The elastoplastic WBR filter with the elastic ANN showed a more consistent response to all formulations tested, with the highest RMSE being at the lowest tested COR of 1×10-6 in all cases. The consistent trend and improvement in error made by adjusting COR for each of the three inelastic formulations showed the collisions of granules with the impact plate were better described of elastoplastic and that the WBR model was more robust in improving the fit of varying inelastic formulations to the elastic ANN’s understanding of AE events based on particle size. Therefore, the Walton-Braun model was chosen as the preferred transformation for the improved PAT and training of the inelastic ANN.

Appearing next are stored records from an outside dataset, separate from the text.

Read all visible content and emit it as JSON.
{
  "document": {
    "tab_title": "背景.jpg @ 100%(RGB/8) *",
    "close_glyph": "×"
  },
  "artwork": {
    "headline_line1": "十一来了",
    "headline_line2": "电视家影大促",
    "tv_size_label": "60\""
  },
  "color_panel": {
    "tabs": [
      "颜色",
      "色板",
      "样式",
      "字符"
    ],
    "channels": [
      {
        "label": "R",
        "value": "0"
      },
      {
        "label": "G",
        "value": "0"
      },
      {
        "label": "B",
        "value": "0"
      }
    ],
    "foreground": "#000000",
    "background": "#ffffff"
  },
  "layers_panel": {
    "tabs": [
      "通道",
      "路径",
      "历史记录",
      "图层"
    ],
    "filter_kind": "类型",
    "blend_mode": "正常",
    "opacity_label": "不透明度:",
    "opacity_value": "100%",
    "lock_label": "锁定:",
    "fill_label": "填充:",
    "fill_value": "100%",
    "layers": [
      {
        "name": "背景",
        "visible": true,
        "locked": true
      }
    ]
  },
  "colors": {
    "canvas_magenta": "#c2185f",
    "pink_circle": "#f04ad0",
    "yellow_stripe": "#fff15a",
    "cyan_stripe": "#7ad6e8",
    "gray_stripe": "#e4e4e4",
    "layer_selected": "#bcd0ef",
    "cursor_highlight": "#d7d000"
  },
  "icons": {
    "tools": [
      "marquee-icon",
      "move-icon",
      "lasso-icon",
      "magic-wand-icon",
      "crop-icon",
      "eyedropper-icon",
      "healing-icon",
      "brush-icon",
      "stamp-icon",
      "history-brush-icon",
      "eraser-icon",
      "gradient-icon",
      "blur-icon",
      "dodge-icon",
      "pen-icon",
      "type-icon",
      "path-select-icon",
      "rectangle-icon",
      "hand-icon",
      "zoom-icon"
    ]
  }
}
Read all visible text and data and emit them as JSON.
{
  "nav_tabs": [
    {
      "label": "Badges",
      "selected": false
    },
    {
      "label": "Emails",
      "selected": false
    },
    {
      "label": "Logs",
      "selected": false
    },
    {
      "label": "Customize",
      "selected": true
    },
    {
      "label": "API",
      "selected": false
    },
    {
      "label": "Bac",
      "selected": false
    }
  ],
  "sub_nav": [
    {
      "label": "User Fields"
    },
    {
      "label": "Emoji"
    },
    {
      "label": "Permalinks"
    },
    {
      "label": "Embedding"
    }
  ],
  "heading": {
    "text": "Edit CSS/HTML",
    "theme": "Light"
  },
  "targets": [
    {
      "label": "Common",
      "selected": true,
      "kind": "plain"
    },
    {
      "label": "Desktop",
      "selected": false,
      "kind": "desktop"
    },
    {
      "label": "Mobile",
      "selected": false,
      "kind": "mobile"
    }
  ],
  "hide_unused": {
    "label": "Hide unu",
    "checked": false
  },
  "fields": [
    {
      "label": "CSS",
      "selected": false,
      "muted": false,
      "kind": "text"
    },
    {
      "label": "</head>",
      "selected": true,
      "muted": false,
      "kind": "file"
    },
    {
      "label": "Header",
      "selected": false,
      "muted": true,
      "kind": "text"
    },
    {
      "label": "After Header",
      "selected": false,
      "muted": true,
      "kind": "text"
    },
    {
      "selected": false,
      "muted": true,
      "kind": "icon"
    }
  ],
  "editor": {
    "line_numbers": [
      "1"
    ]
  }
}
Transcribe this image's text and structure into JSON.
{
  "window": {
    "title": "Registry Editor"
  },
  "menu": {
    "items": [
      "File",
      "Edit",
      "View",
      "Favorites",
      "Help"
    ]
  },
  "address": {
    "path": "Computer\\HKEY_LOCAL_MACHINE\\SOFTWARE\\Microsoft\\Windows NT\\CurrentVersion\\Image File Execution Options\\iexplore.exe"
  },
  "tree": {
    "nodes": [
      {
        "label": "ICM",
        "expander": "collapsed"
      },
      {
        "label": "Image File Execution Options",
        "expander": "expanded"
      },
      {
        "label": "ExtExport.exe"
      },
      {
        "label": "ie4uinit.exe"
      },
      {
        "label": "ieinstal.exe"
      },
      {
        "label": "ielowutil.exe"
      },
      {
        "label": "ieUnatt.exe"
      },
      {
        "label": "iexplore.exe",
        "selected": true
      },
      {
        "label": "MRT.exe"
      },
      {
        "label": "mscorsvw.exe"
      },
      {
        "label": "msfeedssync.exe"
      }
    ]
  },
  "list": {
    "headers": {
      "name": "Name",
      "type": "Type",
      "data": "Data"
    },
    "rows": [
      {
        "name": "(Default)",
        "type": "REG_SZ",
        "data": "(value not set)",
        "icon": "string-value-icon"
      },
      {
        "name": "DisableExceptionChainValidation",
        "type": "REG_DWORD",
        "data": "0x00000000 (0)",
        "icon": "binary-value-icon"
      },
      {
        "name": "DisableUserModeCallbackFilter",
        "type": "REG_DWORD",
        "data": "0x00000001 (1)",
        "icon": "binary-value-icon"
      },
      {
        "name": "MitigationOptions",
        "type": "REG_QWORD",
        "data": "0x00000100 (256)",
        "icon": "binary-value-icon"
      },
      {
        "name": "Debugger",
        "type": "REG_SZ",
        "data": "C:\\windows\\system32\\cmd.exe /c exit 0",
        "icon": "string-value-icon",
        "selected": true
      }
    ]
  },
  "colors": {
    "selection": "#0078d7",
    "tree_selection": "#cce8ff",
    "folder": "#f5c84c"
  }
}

After training the inelastic ANN with AE and PSD data from all formulations, the improved PAT system was compared the original (elastic) PAT using test specimens (never used in training) from the entire set of formulations. The predictive accuracy showed large improvements after applying the elastoplastic WBR filter, going from a maximum RMSE of 18.6 wt% for the elastic PAT to a maximum of 2 wt% for all particle sizes measured. This outcome matches previous findings while studying lactose granulation, that training the ANN model had the strongest effect on improving predictive accuracy but only with the correct filter used was it possible to reduce the error for all particle sizes.

CONCLUSIONS:

Multiple typical pharmaceutical formulations prepared by wet granulation with a twin-screw granulator were explored to develop an improved PAT system based now on the principles of inelasticity to more accurately predict the PSD during inline monitoring. Comparing the spring and dashpot as well as the Walton and Braun micromechanical collision models for an auditory masking filter, it was found that AE generated by these wet granules was most robustly described by their elastoplastic behaviour. Training a new ANN based on this broad set of formulations from the elastic (lactose) to highly inelastic (K4M formulation) produced a robust predictive system for samples exhibiting bimodal particle size distribution. Future work for developing this PAT will focus on adapting the filter to include aspect ratio (as most particles produced from TSG are non-spherical in nature) along with expanding the PAT to different processes such as hot melt or dry granulation.

REFERENCES:

[1] H. A. Abdulhussain and M. R. Thompson, “Predicting the particle size distribution in twin screw granulation through acoustic emissions,” Powder Technol., vol. 394.